Now, there seems to be two schools of thought about this proposition, the first being that the motion is genuine, and is a sincere attempt to help prevent sexual discrimination against females.
This is something I must challenge, as I think the case has been made time and time again that the whole idea of preventing 'violence against women' or 'sexual discrimination against women' is inherently sexist and discriminatory by the very nature of the intent. It can be argued and reasonably demonstrated that by advocating against "violence against women" or "sexual discrimination against women" one isn't interested in preventing violence or sexual discrimination in and of themselves, but instead ensuring that only men are the victims. These positions are explicitly pro-female, and implicitly in support of violence and discrimination against males.
The second school of though about the back bencher's motion is that this is a sneaky attempt to get the foot in the door with banning abortion, and that using the "protect teh wimminz" hysteria as justification is simply a way to use emotion to blind people against the encroaching tyranny.
Again, I don't think this is a rational assumption either. The idea that the government is just aching to stick its fingers into everyone's pregnancies and will use any means necessary to do so is hyperbolic and ridiculous. The House isn't half filled with Snidely Whiplashes with dastardly plans.
I think it far more likely that the truth is somewhere in the middle, that abortion is seen by some on the right as a violation of a fetus' right to life and that sex selective abortion just adds bigotry into the mix. Murder is bad enough, they seem to think, but sexual discrimination AND murder...that's a hate crime.
On the left, though, we have near unanimous opposition to the motion. The opposition is based less on the principles involve, I think, than it is on simply political wrangling. After all, the NDP wouldn't be a good opposition party if they ever agreed with the Government.
One group that is oddly opposed to the motion, though, are feminists, and this is where I think it gets really interesting. One would think that they'd jump at the chance to support a motion that apparently is motivated by preventing violence against women, but they claim that the right of the woman to choose is absolute, even if it means that those women are choosing to sexually discriminate against female fetuses. This ignores the whole issue of how choosing whether to have an abortion or not is a right that only women have, which inherently makes it sexually discriminatory, particularly when it's held to be 'absolute'. I would go more indepth about that avenue of thought, though, but I don't think it's completely relevant to this issue.

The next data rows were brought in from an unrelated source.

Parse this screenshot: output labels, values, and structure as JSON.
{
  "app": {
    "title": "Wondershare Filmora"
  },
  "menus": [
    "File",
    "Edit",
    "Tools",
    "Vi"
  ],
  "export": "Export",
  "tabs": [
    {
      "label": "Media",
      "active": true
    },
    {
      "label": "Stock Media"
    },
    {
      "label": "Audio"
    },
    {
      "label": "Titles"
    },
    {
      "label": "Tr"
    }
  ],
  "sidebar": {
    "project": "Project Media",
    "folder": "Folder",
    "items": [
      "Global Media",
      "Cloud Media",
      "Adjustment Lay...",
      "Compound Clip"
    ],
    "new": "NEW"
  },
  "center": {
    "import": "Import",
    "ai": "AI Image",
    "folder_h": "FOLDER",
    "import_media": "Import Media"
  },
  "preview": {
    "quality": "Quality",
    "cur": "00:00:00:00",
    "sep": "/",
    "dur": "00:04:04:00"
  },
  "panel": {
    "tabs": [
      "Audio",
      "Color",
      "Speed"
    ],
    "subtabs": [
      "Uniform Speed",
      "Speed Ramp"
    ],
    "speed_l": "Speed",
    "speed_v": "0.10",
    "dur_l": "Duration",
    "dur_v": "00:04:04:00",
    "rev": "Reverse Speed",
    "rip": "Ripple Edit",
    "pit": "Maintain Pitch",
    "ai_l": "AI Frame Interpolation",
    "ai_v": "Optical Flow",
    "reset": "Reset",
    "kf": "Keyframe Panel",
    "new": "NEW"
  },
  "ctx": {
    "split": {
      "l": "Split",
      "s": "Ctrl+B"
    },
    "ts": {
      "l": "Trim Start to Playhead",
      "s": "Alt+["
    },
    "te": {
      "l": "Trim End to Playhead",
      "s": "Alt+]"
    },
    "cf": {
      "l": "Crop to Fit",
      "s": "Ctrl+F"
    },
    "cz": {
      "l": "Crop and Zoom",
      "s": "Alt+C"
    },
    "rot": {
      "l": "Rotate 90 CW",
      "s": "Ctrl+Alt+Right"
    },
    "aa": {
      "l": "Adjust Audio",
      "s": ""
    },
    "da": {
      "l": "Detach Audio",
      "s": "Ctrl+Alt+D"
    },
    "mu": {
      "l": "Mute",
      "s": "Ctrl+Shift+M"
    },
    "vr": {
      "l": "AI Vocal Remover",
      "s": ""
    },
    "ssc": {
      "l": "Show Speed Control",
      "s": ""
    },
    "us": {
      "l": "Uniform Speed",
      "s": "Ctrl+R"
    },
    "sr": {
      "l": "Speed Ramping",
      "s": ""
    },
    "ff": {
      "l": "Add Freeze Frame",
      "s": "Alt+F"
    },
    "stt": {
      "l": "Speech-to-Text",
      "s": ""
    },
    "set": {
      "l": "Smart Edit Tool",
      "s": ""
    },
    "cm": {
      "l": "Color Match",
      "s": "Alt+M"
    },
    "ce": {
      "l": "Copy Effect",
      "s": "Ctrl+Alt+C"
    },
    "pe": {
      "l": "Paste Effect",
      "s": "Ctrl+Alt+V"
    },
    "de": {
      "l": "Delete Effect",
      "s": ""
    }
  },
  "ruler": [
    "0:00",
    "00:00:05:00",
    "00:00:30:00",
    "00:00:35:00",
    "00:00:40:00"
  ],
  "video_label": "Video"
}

A more sinister interpretation of the feminist position, though, isn't that sex selective abortion is abhorrent to them, and that they have to hold their nose when accepting it in order to support a woman's right to choose for herself. Instead, consider that there are feminists (a quick browse through Radfemhub can easily support this point) who advocate for the eugenic cleansing of males from the populace, and the whole idea of sex selective abortion makes them giddy with glee. If they cannot legislate a ban on male children overtly, then perhaps they can simply abort males into extinction. Feminists who advocate for aborting male fetuses simply because they're male would be unable to do so if sex selective abortion was prohibited. Sex selective abortion can be used as a tool for 'gender-cide', as Mark Warawa contends, but he seems to miss the point that male fetuses can (and presumably are) be aborted simply because they're male.
China and India may have a cultural bias against female children, but western society has a demonstrable ideological bias against males, and I think the concern over sex selective abortion being used as a tool to kill off female children misses half the problem.